Video restoration (e.g., video super-resolution) aims to restore high-quality frames from low-quality frames. Different from single image restoration, video restoration generally requires to utilize temporal information from multiple adjacent but usually misaligned video frames. Existing deep methods generally tackle with this by exploiting a sliding window strategy or a recurrent architecture, which either is restricted by frame-by-frame restoration or lacks long-range modelling ability. In this paper, authors propose a Video Restoration Transformer (VRT) with parallel frame prediction and long-range temporal dependency modelling abilities. Experimental results on three tasks, including video super-resolution, video deblurring and video denoising, demonstrate that VRT outperforms the state-of-the-art methods by large margins (up to 2.16 dB) on nine benchmark datasets.
Currently Video Super Resolution is supported only.
Paper: VRT: A Video Restoration Transformer.
Reference github repository (evaluation only)
Reference github repository (both training and evaluation)
VRT is composed of multiple scales, each of which consists of two kinds of modules: temporal mutual self attention (TMSA) and parallel warping. TMSA divides the video into small clips, on which mutual attention is applied for joint motion estimation, feature alignment and feature fusion, while self-attention is used for feature extraction. To enable cross-clip interactions, the video sequence is shifted for every other layer. Besides, parallel warping is used to further fuse information from neighboring frames by parallel feature warping.

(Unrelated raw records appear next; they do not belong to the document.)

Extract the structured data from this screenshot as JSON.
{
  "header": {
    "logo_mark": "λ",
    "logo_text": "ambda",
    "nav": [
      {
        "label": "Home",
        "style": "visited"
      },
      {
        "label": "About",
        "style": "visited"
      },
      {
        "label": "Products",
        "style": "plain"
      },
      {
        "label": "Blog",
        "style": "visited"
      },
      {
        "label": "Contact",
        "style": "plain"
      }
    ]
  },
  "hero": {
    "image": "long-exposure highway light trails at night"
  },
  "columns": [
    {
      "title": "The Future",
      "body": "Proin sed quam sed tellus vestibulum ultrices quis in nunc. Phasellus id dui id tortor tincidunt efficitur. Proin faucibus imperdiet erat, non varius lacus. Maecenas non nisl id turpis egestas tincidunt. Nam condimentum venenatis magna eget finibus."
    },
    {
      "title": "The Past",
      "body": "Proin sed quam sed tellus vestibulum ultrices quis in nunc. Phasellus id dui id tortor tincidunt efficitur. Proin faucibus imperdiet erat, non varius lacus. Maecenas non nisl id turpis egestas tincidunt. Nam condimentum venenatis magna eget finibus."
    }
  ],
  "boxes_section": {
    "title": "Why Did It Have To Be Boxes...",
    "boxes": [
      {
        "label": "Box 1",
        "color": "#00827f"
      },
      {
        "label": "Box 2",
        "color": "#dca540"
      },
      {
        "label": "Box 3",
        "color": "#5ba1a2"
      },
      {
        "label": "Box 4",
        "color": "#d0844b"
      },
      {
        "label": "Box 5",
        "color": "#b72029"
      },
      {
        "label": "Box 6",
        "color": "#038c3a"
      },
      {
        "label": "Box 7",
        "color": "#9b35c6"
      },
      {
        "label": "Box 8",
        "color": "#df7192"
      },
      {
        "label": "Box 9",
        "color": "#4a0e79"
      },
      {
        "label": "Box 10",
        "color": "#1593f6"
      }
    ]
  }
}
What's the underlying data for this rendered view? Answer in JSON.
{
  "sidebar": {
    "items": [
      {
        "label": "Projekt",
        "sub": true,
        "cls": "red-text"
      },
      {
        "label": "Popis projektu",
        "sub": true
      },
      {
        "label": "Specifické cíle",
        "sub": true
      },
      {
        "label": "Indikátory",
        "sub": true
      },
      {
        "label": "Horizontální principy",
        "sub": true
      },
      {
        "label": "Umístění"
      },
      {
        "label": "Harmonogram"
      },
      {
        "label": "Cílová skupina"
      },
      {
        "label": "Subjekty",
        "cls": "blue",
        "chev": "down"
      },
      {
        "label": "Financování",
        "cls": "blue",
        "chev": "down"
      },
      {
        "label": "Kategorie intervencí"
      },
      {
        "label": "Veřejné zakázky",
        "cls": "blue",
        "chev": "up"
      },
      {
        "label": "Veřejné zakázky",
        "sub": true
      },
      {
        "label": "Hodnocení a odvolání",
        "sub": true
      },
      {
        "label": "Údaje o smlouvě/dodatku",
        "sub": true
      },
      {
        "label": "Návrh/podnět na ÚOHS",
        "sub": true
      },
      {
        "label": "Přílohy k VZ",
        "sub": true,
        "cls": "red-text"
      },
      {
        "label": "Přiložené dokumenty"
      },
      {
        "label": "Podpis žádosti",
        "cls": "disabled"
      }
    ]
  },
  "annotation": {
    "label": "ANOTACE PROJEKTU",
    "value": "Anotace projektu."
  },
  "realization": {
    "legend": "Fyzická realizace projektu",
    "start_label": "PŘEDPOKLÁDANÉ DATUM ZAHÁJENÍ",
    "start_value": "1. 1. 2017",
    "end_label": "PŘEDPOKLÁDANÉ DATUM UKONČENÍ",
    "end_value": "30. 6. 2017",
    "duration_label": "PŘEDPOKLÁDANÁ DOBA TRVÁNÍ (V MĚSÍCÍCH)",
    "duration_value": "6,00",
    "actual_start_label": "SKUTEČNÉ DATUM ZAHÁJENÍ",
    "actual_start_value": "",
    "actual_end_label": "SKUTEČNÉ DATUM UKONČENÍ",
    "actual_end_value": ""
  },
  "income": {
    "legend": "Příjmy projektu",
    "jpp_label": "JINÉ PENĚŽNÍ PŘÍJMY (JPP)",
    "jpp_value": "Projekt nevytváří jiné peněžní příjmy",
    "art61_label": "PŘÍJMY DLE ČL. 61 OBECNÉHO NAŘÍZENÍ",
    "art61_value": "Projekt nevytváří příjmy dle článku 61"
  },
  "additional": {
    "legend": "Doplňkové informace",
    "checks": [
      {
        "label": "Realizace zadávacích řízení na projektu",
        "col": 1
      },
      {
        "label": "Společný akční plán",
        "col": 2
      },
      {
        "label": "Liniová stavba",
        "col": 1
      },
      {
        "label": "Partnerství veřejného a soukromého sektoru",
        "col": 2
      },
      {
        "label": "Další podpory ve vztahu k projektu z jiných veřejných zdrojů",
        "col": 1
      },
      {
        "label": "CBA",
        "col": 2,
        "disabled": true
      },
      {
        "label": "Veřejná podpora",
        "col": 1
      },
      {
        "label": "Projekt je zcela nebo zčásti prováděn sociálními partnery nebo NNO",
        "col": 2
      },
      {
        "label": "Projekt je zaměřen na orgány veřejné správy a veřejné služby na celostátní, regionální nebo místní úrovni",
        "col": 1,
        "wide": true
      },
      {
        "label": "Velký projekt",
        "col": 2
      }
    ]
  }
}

This work uses the REDS sharp & sharp_bicubic (266 videos, 266000 frames: train + val except REDS4) for training, and REDS4 (4 videos, 400 frames: 000, 011, 015, 020 of REDS) for testing.
Use src/scripts/regroup_reds_dataset.py to regroup and rename REDS val set
For better I/O speed, use src/scripts/create_lmdb.py to convert .png datasets to .lmdb datasets.
- Hardware (GPU)
- Prepare hardware environment with GPU processor
- Framework
- For details, see the following resources:
- Additional python packages:
- Install additional packages manually or using
pip install -r requirements.txtcommand in the model directory.
- Install additional packages manually or using
- Hardware (Ascend)
- Prepare hardware environment with Ascend 910 (cann_6.0.0, euler_2.8, py_3.7)
- Framework
- MindSpore 2.0.0-alpha or later
| Parameters | VRT (8xGPU) | VRT (8xGPU) |
|---|---|---|
| Model Version | 001_train_vrt_videosr_bi_reds_6frames | 002_train_vrt_videosr_bi_reds_12frames |
| Resources | 8x Nvidia A100 | 8x Nvidia A100 |
| Uploaded Date | 12 / 22 / 2022 (month/day/year) | N/A |
| MindSpore Version | 1.9.0 | 1.9.0 |
| Dataset | REDS | REDS |
| Training Parameters | batch_size=8, 300,000 steps | batch_size=8, 300,000 steps |
| Optimizer | Adam | Adam |
| Speed | 2.65 s/step | 5.70 s/step |
| Total time | 9d 15h | N/A |
| Checkpoint for Fine tuning | 157 MB (.ckpt file) | 200 MB (.ckpt file) |
| GPU memory consumption | 29.6 GB | 66.8 GB |
| Parameters | VRT (8xAscend) |
|---|---|
| Model Version | 001_train_vrt_videosr_bi_reds_6frames |
| Resources | 8x Ascend 910 |
| Uploaded Date | N/A |
| MindSpore Version | 2.0.0.20221118 |
| Dataset | REDS |
| Training Parameters | batch_size=8, 300,000 steps |
| Optimizer | Adam |
| Speed | 5.60 s/step |
| Total time | N/A |
In order to decrease memory consumption one can reduce value of batch_size and/or num_frame. However it will pobably lead to quality degradataion.
| Parameters | 1xGPU | 1xAscend |
|---|---|---|
| Model Version | 001_train_vrt_videosr_bi_reds_6frames | 001_train_vrt_videosr_bi_reds_6frames |
| Resources | 1x Nvidia A100 | 1x Ascend 910 |
| MindSpore Version | 1.9.0 | 2.0.0.20221118 |
| Datasets | REDS | REDS |
| Batch_size | 1 | 1 |
| num_frame_testing | 40 | 40 |
| PSNR metric | 31.63 | 31.62 |
| GPU memory consumption | 57.6 GB | N/A |
| Speed | 12.82 s/call | 18.12 s/call |
In order to decrease memory consumption one can reduce value of num_frame_testing. However it will pobably lead to quality degradataion.